Rectal romance

"You open your ass and you open your mind and you open your heart." Toni Bentley talks about her new anal sex memoir, "The Surrender."

Oct 8, 2004 | As a young woman, Toni Bentley danced with the New York City Ballet, and made a second career writing well-reviewed books about it. She knew George Balanchine and co-wrote Suzanne Farrell's autobiography, and she can delicately describe the agony of toeshoes and the psychological rigors of the barre. Now she has turned her literary attention to another activity that stretches body, mind and psyche: sodomy.

In "The Surrender," her 205-page "erotic memoir," by Page 26 Bentley has dispatched with her first orgasm (after French erotica on the Upper East Side), the loss of her vaginal virginity (to a man who tells her, "You've got a great ass"), an affair with a stagehand who has her sit on his face, and a 10-year marriage. She then sits back and luxuriates in her chronicle of her post-marriage sexual experimentation. There is her cunnilingus-heavy affair with a masseur she continues to pay, her appreciation for "Pussy Hounds" or men "who live to dive," and repeated threesomes with a Pre-Raphaelite redheaded woman and a "Young Man," who later gets a new epithet, "A-Man." A-Man is the lover who introduces Bentley to anal intercourse, the act that gives "The Surrender," and Bentley herself, a soul.

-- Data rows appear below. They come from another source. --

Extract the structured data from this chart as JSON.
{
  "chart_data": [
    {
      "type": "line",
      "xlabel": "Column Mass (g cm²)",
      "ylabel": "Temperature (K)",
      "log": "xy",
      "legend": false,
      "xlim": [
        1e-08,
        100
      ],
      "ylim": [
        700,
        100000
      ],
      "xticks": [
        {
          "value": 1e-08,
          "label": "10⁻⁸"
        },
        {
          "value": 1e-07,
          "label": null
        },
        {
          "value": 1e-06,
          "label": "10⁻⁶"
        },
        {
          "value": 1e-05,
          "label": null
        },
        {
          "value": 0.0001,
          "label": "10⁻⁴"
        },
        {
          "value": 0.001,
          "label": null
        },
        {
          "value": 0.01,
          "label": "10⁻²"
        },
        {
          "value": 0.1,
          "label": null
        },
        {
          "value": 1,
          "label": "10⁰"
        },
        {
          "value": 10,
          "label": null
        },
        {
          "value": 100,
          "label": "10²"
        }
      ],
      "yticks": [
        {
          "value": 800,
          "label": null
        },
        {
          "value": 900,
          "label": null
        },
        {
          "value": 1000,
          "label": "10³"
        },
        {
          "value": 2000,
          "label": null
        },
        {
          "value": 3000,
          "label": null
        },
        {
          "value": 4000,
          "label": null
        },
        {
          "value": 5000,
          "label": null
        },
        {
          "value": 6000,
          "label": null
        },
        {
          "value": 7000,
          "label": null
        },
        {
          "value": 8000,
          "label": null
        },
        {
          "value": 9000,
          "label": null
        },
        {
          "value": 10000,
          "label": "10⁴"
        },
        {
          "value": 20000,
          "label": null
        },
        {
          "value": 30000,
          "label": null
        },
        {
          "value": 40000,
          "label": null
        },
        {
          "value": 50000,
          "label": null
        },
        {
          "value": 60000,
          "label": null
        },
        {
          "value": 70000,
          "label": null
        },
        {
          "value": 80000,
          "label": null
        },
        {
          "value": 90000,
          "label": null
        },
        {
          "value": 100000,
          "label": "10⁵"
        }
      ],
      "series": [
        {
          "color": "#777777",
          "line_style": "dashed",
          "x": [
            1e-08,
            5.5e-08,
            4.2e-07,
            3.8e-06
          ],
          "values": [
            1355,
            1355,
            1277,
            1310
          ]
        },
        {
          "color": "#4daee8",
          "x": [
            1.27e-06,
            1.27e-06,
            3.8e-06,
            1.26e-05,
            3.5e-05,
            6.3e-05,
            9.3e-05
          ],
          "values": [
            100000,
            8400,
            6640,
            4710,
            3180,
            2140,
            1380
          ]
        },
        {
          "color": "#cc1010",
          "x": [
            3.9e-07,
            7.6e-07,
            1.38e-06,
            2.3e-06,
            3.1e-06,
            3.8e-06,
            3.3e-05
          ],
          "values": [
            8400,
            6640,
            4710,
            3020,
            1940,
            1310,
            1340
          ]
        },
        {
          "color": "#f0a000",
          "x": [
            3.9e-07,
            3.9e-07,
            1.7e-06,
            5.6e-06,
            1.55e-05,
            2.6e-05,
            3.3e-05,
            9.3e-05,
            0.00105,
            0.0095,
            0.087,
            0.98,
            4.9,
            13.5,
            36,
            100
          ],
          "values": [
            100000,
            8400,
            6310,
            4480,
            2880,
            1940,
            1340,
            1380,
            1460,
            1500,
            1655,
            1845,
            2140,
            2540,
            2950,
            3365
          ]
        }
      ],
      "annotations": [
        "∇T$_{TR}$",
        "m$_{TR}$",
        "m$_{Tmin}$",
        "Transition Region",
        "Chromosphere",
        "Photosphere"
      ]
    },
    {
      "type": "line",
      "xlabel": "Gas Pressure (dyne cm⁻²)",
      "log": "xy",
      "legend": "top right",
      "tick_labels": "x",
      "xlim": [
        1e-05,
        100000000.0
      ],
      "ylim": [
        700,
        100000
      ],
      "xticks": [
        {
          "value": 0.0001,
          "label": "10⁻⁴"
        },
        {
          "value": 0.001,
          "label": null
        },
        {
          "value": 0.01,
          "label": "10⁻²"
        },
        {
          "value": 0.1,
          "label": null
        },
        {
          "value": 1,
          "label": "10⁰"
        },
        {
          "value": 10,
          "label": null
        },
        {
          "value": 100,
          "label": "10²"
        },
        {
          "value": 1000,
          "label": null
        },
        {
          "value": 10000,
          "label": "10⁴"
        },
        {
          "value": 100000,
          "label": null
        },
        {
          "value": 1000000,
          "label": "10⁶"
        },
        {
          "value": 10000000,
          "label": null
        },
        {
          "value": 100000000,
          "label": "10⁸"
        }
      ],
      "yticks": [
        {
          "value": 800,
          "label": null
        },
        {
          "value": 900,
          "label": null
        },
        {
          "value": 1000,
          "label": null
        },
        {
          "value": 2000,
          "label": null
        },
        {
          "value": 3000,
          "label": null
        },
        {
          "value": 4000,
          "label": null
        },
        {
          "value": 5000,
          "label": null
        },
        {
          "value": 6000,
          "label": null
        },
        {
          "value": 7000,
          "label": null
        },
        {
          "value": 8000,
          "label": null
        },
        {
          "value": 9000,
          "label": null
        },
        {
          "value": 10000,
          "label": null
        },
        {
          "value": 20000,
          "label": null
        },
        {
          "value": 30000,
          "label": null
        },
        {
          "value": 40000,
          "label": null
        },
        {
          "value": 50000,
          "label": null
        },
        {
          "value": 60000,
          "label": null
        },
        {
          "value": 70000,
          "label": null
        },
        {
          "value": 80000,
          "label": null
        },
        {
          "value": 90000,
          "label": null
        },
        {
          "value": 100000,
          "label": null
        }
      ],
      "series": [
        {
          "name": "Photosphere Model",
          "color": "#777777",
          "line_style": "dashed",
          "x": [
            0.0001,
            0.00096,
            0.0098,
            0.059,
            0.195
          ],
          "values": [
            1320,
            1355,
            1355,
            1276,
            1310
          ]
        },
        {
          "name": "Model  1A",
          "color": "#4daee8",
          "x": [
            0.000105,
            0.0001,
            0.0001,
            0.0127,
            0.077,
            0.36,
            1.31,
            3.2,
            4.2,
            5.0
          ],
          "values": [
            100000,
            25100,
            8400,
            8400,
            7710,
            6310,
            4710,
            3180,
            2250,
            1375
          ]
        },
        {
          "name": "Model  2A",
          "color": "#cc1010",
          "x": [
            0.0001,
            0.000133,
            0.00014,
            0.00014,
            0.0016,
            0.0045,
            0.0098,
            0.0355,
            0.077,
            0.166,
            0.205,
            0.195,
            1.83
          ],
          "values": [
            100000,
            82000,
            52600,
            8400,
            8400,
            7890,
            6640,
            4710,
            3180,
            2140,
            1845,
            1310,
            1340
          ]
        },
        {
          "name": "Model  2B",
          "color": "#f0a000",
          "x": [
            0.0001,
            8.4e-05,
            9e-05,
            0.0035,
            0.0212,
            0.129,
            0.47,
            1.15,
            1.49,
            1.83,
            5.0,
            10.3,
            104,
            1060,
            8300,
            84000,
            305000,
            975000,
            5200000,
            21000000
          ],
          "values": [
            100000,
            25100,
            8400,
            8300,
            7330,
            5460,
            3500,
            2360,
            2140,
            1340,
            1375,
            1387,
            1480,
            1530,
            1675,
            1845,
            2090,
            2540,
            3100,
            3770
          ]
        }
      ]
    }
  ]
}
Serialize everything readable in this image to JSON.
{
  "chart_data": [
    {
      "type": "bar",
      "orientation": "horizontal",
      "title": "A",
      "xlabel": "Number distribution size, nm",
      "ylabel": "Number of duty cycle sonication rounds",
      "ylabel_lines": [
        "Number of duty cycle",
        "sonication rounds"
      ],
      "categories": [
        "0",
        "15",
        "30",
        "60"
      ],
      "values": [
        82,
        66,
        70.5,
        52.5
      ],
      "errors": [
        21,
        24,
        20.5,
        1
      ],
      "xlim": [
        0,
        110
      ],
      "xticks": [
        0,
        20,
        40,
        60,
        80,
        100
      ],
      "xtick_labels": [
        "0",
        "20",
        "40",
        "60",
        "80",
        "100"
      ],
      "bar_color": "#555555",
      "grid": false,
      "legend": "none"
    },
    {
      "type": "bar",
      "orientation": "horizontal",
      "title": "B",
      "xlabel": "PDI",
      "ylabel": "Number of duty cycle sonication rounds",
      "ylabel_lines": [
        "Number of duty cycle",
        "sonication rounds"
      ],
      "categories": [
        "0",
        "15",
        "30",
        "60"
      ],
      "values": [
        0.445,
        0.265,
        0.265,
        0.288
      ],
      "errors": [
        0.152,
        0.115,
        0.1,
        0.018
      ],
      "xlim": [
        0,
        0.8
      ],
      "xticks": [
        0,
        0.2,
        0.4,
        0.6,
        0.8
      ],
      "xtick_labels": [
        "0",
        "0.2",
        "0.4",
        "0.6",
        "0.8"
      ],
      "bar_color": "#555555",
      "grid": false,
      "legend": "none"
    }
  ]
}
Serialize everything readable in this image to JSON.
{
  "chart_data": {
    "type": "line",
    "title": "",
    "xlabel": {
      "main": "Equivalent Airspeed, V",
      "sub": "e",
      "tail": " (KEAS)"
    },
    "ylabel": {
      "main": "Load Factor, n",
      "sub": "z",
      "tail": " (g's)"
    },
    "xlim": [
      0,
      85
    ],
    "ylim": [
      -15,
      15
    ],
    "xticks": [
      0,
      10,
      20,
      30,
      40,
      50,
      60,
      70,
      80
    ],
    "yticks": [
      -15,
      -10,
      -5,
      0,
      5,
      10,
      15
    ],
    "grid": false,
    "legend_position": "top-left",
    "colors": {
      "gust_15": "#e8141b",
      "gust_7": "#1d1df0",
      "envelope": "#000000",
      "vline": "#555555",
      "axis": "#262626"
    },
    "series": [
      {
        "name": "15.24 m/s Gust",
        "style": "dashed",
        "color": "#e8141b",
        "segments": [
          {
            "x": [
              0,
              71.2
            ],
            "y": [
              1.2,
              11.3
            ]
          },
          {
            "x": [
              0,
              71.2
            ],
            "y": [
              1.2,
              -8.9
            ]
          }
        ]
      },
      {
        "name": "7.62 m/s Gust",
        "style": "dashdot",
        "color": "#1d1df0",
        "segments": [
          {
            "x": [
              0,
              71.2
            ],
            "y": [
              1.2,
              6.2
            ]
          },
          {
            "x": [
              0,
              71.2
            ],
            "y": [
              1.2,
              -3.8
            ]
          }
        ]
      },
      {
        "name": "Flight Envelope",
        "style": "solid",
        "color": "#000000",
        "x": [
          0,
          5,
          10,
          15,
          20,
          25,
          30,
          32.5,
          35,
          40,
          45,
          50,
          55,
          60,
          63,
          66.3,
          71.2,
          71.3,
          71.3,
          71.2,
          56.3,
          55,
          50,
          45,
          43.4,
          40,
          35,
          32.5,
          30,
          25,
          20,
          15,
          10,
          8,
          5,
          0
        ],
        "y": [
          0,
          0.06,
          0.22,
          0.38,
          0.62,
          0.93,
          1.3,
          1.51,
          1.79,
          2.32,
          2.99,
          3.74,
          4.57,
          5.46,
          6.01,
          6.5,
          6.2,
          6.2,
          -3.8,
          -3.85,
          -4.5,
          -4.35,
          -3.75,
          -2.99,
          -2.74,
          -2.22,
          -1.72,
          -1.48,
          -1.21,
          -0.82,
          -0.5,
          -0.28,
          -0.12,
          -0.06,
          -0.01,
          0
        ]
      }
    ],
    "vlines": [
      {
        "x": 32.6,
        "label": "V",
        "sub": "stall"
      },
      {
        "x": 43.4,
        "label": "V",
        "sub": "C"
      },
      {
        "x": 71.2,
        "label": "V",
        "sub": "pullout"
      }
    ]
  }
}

In addition to enjoying the physical act itself -- which she finds "unwinds" the lower bowels -- the atheist Bentley insists that she found a spiritual ecstasy in buggery. She has been to the mountain and seen God; and apparently, He likes it from behind. Despite her mad love for A-Man -- evidenced in no small part by the fact that she keeps the condoms-and-K-Y detritus of their unions and a baggy-full of his pubic hair in a little memory box -- Bentley staunchly resists a traditional commitment to him. The lovers do not meet outside the bedroom: no monogamy, no dating, no shared friends, no movies or meals. In fact, the only food they consume together is the occasional restorative snack between back-door intrusions. By the end of the book, A-Man is history, and leveled Bentley is left to sort out her altered body, desires and devotions.

Even though it won't officially be available until next week, the book has, not surprisingly, garnered a lot of attention. Bentley, speaking to Salon by phone from Los Angeles, spoke quickly and kindly and actually sounded quite shy as she discussed anal hygiene, the costs of monogamy, and her conviction that her book will anger feminists.

Your book is a memoir of anal sex. You describe your first time as surprising and ecstatic, not something you stretched for, worked up to. So ... no searing pain?

You want the technical description? I use explicit language in the book, in a literary context, but using that language out of context can be disheartening to me.

But no, it was absolutely not searing pain. It was astonishing. He was very slow and very gentle and very loving and nothing was against my will and this was a very consensual act between two people. The most important part of the act technically is slowness, and most men don't know how to do it properly. Men usually move too fast with the other kind of sex. And you have to go way slower [with anal penetration]. The muscles are tighter.